The RNA catabolic enzymes Rex4p, Rnt1p, and Dbr1p show genetic interaction with trans-acting factors involved in processing of ITS1 in Saccharomyces cerevisiae pre-rRNA

Eukaryotes have two types of ribosomes containing either 5.8S(L) or 5.8S(S) rRNA that are produced by alternative pre-rRNA processing. The exact processing pathway for the minor 5.8S(L) rRNA species is poorly documented. We have previously shown that the trans-acting factor Rrp5p and the RNA exonuclease Rex4p genetically interact to influence the ratio between the two forms of 5.8S rRNA in the yeast Saccharomyces cerevisiae. Here we report a further analysis of ITS1 processing in various yeast mutants that reveals genetic interactions between, on the one hand, Rrp5p and RNase MRP, the endonuclease required for 5.8S, rRNA synthesis, and, on the other, Rex4p, the RNase III homolog Rnt1p, and the debranching enzyme Dbr1p. Yeast cells carrying a temperature-sensitive mutation in RNase MRP (rrp2-1) exhibit a pre-rRNA processing phenotype very similar to that of the previously studied rrp5-Delta3 mutant: ITS2 processing precedes ITS1 processing, 5.8S(L) rRNA becomes the major species, and ITS1 is processed at the recently reported novel site A4 located midway between sites A2 and A3. As in the rrp5-Delta3 mutant, all of these phenotypical processing features disappear upon inactivation of the REX4 gene.

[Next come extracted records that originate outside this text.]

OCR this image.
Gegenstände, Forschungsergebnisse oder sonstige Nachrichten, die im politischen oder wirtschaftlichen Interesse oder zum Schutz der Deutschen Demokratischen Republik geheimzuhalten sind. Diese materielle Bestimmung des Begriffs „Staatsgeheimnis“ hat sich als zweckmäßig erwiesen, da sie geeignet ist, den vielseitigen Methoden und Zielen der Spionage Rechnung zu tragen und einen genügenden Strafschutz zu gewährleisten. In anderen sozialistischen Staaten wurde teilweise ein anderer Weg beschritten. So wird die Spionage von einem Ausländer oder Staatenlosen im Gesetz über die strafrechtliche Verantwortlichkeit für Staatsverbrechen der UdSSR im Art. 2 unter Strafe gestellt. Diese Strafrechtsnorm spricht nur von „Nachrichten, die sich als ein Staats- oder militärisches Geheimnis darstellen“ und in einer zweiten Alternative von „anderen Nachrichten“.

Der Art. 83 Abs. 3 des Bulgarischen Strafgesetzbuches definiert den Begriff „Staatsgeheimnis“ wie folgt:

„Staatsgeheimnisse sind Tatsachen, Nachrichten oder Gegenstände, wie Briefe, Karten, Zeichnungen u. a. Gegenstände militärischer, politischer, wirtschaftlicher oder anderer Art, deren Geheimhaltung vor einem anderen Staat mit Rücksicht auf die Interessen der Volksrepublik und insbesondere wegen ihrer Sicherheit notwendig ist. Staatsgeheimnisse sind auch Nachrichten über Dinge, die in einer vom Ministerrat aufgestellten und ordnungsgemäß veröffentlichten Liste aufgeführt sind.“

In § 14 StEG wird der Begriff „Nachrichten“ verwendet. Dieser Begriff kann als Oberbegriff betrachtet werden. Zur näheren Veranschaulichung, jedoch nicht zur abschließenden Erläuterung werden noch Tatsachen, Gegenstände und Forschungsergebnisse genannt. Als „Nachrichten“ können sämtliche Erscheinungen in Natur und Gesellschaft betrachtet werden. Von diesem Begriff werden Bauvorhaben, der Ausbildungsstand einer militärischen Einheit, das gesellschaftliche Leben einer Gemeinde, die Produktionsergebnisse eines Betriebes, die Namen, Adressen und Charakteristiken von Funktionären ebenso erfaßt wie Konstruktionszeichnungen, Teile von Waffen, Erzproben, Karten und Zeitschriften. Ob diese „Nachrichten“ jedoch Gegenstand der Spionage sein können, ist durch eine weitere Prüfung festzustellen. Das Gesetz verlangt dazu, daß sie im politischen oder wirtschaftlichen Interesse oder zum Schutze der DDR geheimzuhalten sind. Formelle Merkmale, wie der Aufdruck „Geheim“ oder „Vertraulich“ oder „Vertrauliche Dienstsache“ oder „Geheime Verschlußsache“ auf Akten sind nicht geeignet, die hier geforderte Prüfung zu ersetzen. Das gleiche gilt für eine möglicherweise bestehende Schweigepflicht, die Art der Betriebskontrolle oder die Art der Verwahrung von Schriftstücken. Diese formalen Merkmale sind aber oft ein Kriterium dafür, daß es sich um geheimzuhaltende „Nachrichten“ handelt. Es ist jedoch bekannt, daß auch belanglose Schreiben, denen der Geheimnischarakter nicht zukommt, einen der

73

Moreover, inactivation of the DBR1 gene in rrp2-1, or the RNT1 gene in rrp5-Delta3 mutant cells also negates the effects of the original mutation on pre-rRNA processing. These data link a total of three RNA catabolic enzymes, Rex4p, Rnt1p, and Dbr1p, to ITS1 processing and the relative production of 5.8S(S) and 5.8S(L) rRNA. A possible model for the indirect involvement of the three enzymes in yeast pre-rRNA processing is discussed.